Neither Party may assign, transfer, delegate or subcontract any of its rights or obligations under the Agreement without the prior written consent of the other Party, except UPW may do so in the event of a transaction resulting in a change in controlling ownership of the company or resulting in a sale of all or substantially all of its assets or in the event of a corporate reorganization.
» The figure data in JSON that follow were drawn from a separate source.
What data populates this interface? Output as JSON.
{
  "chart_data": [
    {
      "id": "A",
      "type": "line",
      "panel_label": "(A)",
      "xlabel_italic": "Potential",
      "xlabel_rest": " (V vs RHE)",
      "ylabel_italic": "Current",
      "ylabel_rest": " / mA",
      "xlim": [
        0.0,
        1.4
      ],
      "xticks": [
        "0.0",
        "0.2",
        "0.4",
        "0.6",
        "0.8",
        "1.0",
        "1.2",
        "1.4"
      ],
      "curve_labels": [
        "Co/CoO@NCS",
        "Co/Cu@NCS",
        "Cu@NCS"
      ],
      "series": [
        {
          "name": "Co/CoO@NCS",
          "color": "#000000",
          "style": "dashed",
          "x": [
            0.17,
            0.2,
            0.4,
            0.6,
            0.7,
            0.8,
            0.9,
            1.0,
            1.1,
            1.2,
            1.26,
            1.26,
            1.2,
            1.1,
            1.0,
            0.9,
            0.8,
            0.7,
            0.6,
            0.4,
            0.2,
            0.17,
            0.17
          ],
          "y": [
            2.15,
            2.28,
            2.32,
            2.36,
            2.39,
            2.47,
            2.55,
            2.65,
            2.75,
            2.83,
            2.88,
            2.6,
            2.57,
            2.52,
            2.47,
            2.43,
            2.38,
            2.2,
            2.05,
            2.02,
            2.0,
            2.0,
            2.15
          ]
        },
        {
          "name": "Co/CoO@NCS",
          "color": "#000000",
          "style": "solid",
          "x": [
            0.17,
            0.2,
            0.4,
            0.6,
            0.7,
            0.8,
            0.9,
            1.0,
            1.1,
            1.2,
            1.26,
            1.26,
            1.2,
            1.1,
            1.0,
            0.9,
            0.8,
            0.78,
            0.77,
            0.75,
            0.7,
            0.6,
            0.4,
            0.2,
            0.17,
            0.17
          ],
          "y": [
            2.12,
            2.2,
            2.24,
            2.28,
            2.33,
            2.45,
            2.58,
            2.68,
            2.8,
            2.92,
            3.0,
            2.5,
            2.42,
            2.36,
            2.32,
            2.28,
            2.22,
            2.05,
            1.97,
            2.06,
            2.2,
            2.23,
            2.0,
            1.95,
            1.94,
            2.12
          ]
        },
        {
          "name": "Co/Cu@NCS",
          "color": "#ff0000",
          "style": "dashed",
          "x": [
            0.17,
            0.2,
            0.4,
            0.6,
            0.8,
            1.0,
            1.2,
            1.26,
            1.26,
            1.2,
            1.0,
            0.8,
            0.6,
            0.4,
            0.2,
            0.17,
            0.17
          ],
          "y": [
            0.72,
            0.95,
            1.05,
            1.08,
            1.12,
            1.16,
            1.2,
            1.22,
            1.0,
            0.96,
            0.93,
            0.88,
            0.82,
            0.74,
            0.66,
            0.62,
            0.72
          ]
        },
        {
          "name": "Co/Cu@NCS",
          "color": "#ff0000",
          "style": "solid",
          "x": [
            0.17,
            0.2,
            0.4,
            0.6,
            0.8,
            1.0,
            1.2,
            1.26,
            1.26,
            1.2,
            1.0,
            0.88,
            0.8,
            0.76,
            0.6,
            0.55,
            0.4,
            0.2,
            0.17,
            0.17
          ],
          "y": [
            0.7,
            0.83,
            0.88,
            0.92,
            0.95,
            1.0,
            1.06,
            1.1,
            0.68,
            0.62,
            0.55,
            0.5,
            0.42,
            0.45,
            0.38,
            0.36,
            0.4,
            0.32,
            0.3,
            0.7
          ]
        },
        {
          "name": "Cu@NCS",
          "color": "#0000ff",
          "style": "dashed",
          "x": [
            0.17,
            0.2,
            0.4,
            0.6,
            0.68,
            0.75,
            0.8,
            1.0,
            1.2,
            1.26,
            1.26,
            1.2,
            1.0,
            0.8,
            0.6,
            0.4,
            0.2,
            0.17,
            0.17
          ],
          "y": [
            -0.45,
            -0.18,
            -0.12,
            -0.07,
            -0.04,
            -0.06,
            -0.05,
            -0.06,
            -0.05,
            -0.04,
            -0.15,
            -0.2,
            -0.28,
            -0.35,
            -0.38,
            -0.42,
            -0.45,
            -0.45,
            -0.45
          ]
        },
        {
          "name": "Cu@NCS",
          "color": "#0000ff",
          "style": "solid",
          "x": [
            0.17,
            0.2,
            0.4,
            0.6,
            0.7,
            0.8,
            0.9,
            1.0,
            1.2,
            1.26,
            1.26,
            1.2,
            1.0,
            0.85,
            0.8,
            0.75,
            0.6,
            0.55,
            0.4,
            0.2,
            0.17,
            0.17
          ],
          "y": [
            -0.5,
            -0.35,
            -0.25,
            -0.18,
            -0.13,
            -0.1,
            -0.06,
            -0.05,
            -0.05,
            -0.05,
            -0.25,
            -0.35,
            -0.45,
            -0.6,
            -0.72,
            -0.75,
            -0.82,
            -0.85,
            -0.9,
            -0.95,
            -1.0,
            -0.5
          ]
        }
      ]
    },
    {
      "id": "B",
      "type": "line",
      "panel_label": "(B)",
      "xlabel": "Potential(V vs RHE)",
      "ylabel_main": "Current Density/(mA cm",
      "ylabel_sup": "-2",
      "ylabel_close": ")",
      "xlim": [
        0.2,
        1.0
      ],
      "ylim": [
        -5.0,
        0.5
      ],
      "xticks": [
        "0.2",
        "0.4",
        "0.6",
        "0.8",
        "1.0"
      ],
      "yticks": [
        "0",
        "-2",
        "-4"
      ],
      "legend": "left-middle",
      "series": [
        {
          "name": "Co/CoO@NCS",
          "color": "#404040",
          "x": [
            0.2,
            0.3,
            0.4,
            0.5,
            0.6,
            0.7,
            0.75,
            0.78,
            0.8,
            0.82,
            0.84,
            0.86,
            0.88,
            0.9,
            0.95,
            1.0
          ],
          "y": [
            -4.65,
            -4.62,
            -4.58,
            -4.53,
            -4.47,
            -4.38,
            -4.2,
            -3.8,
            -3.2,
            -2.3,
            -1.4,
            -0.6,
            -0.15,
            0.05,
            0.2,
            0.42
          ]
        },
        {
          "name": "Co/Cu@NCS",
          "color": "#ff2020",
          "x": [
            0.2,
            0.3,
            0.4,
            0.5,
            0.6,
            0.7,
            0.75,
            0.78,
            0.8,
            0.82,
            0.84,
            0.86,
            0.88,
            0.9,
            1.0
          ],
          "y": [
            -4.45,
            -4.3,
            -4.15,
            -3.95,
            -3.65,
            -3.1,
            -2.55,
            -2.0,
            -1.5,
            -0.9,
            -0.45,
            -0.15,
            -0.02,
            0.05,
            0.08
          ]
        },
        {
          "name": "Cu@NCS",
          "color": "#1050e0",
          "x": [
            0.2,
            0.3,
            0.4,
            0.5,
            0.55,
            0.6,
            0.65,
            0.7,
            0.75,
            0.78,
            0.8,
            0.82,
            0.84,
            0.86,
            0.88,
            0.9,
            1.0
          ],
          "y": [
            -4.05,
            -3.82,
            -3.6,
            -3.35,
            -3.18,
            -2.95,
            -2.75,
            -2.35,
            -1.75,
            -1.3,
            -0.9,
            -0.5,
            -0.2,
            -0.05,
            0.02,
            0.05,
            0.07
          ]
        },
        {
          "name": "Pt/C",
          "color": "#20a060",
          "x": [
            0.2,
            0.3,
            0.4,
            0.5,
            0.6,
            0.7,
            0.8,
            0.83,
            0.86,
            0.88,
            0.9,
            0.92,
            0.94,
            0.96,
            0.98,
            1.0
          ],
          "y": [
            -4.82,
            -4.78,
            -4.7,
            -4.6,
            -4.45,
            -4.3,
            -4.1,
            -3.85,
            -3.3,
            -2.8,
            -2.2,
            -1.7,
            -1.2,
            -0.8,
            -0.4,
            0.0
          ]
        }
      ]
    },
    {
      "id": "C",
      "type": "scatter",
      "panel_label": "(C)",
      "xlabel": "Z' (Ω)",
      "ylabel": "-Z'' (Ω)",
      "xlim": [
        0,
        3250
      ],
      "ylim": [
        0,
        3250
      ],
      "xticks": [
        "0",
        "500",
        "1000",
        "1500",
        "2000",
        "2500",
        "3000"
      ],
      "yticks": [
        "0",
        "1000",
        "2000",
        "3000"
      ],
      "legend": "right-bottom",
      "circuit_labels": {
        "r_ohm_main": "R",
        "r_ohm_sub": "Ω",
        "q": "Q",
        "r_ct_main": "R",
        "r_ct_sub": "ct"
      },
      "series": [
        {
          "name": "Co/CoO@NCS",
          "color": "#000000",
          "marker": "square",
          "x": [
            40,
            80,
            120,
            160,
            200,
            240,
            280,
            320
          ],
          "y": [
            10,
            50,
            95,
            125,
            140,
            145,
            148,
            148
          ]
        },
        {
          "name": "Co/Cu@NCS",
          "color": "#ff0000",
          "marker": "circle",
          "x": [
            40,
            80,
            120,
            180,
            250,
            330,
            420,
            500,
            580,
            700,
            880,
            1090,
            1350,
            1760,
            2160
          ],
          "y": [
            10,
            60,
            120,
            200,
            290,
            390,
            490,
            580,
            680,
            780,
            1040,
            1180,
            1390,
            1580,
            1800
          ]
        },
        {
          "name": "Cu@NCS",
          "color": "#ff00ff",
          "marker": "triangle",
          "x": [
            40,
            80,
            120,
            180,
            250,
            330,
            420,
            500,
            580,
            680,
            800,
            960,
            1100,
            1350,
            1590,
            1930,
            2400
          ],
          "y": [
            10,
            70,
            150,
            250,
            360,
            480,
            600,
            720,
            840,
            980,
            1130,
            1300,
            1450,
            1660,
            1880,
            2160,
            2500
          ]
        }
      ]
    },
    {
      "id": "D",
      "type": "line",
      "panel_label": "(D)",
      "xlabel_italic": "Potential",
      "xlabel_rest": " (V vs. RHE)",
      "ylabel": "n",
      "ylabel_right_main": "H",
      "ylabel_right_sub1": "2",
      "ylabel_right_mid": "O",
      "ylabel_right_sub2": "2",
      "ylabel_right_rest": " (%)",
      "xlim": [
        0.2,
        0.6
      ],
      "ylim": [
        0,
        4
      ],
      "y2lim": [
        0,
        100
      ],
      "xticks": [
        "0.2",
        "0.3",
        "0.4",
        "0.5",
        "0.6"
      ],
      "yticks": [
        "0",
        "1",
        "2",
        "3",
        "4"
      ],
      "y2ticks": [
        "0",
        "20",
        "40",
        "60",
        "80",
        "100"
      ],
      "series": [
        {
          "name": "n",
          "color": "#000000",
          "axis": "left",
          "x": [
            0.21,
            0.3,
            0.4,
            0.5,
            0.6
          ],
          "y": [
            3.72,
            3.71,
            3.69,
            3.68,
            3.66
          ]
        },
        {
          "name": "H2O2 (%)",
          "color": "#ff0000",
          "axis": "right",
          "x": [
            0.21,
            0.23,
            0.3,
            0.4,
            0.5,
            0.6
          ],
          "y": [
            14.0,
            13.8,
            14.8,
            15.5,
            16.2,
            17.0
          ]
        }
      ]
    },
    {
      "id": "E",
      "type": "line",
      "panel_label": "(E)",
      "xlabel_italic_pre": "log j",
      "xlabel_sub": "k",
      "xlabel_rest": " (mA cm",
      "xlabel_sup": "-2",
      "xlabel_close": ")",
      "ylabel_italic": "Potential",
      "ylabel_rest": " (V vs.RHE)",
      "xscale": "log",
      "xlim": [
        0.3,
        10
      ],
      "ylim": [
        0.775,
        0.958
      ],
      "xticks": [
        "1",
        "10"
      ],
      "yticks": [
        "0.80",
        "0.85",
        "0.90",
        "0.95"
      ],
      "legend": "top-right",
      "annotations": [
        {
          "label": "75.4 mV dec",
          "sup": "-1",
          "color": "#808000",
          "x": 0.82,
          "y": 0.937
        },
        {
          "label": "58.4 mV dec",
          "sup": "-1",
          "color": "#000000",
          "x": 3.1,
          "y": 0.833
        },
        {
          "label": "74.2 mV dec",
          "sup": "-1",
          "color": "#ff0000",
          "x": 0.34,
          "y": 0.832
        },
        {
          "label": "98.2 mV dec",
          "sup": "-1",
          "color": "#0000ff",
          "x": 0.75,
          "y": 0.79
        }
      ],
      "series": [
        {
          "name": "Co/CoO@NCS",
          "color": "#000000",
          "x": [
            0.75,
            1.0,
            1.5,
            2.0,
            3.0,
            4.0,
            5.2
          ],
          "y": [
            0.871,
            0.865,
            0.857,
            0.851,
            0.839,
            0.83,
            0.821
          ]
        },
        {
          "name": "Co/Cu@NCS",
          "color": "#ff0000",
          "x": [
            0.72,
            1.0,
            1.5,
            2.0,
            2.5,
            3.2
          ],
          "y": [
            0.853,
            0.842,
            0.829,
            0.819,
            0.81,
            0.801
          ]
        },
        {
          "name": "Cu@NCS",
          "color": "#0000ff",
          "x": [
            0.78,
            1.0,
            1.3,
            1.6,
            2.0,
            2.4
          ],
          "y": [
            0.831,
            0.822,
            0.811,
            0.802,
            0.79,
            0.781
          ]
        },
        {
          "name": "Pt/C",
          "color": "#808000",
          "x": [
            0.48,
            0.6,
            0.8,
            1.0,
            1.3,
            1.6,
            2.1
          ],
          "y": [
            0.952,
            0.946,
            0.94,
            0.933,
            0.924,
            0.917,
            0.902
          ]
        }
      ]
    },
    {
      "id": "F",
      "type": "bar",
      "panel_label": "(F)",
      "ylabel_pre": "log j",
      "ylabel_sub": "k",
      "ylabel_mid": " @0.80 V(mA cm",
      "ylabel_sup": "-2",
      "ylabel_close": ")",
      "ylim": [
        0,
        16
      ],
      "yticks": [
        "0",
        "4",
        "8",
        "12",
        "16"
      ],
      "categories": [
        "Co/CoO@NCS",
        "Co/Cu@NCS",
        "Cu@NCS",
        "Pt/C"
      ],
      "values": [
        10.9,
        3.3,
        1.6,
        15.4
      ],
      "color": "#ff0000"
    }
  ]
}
The Terms are binding on and inure to the benefit of the Parties to this Agreement and their respective successors and permitted assigns.

  1. Modification

UPW shall have the right, in UPW’s sole discretion, to modify the Agreement from time to time, and the modified terms become effective on posting and acceptance by You. Otherwise, the Agreement may not be altered, amended or modified, except by a written document signed by an authorized representative of each Party. UPW may restrict Your access to purchase Products unless You agree to the latest version of the Agreement.

  1. Waiver

No waiver by any Party of any of the provisions of the Agreement or such Party’s rights or remedies hereunder shall be effective unless set forth in writing and signed by the Party so waiving.

  1. Notice

You agree that UPW may give You notices required by the Agreement (each a “Notice”) or otherwise respond to You at the address and/or email address UPW has on file for You or in any other manner reasonably elected by UPW. All Notices from You to UPW must be in writing addressed to: (i) legal@upwellness.com; (ii) or “UpWellness, LLC, 4300 S US Highway 1, Ste 203-208, Jupiter, FL 33477, Attn: Legal Department. All Notices from You shall be delivered by e-mail, personal delivery, or nationally recognized overnight courier. Unless Notice from You is by e-mail, it must be return receipt requested and postage prepaid. Except as otherwise provided in the Agreement, a Notice is effective only if the Party giving the Notice has complied with the requirements of this Section. Notice received after 5:00 p.m. ET on any business day will be deemed received the following business day.

  1. Miscellaneous

(a) The Parties are independent contractors and nothing in the Agreement shall be deemed or constructed as creating an agency or employment relationship between UPW and You.

(b) Neither Party, by virtue of the Agreement, will have any right, power, or authority to act or create an obligation, express or implied, on behalf of the other Party.

(c) In the event any provision in the Agreement is for any reason held to be invalid or unenforceable in any respect under the laws of any jurisdiction, such invalidity or unenforceability shall not affect any other provision of the Agreement, and the Agreement shall be construed as if such invalid or unenforceable provision had not been contained herein.

(d) The Agreement, together with all other agreements, schedules, or exhibits incorporated by reference into the Agreement, or attached to the Agreement, constitute the entire agreement between the Parties with respect to the subject matter thereof and supersede any prior oral or written agreements between the Parties on the same subject matter.

(e) These Terms of Sale survive: (i) the fulfillment of any Order, and (ii) the expiration, termination, or other ending of any agreement into which these Terms of Sale are incorporated or otherwise made a part.